MiroFish

MiroFish how to use

Use MiroFish by turning one concrete scenario into a multi-agent simulation run.

A good MiroFish run starts with a clear question and enough seed context for agents to behave differently. The goal is not to ask for a generic prediction. The goal is to rehearse a decision, watch likely reactions, and inspect why the simulation moved that way.

First online run

  1. Write a decision-shaped prompt. Example: "If our SaaS product raises prices by 30% next quarter, how will customer sentiment, churn risk, and competitor narrative evolve?"
  2. Add seed context. Paste the relevant memo or attach a PDF, Markdown, or TXT file with product, audience, pricing, market, or policy context.
  3. Keep the time horizon explicit. Say whether you care about one week, one quarter, one year, or a multi-stage rollout.
  4. Run the simulation. MiroFish builds the scenario graph, creates agent groups, simulates interactions, and returns a structured report.
  5. Ask follow-ups.
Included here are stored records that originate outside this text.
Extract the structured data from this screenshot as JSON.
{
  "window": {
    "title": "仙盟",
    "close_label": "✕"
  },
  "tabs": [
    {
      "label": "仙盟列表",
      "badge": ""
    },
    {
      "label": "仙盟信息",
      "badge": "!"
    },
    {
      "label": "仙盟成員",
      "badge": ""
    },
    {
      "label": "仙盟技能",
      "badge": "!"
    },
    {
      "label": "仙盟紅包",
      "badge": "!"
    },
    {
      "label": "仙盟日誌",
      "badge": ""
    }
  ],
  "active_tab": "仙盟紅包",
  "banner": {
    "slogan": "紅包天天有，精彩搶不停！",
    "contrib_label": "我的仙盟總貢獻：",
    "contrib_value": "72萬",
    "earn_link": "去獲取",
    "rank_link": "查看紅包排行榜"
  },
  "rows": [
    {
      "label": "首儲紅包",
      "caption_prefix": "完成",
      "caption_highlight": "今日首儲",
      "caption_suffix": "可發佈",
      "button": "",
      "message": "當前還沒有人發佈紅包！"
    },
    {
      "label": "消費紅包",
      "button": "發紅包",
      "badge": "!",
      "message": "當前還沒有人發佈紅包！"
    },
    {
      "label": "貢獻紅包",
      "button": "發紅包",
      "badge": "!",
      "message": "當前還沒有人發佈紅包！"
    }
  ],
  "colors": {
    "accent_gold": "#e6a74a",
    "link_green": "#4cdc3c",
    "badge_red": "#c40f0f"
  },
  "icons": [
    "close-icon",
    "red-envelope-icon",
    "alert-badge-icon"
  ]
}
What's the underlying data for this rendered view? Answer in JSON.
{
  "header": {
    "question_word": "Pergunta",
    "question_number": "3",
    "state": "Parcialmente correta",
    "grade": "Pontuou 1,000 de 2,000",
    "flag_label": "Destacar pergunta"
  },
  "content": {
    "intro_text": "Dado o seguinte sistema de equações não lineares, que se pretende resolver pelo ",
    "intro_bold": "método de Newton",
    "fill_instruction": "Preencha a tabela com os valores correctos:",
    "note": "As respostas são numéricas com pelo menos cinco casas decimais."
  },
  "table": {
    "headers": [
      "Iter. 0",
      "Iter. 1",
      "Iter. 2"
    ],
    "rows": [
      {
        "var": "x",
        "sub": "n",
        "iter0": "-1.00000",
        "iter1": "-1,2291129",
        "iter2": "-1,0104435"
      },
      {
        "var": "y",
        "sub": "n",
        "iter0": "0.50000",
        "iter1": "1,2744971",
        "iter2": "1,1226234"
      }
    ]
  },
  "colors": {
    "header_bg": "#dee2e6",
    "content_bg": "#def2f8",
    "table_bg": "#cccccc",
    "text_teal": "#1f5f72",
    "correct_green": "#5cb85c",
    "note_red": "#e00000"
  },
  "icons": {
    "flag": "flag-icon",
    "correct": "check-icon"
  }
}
Drill into a stakeholder group, test a second variable, or compare the report against a different assumption.

What to look for in the report

Actor groups

Check whether the report separates customers, critics, competitors, regulators, community members, creators, or investors instead of flattening everyone into one audience.

Trajectory

Look for timing: immediate reaction, stabilization period, second-order effects, and delayed risks. MiroFish is strongest when the path matters as much as the final answer.

Actionable uncertainty

A useful report should name weak assumptions, missing evidence, and the variables that could flip the outcome. Treat those as your next test prompts.

Self-hosting path

If you prefer local control, inspect the MiroFish GitHub repository before deployment. Check Docker Compose, `.env.example`, model-provider settings, license terms, open issues, and the latest commit activity. The online workspace is better for quick tests; GitHub is better for source review and private infrastructure planning.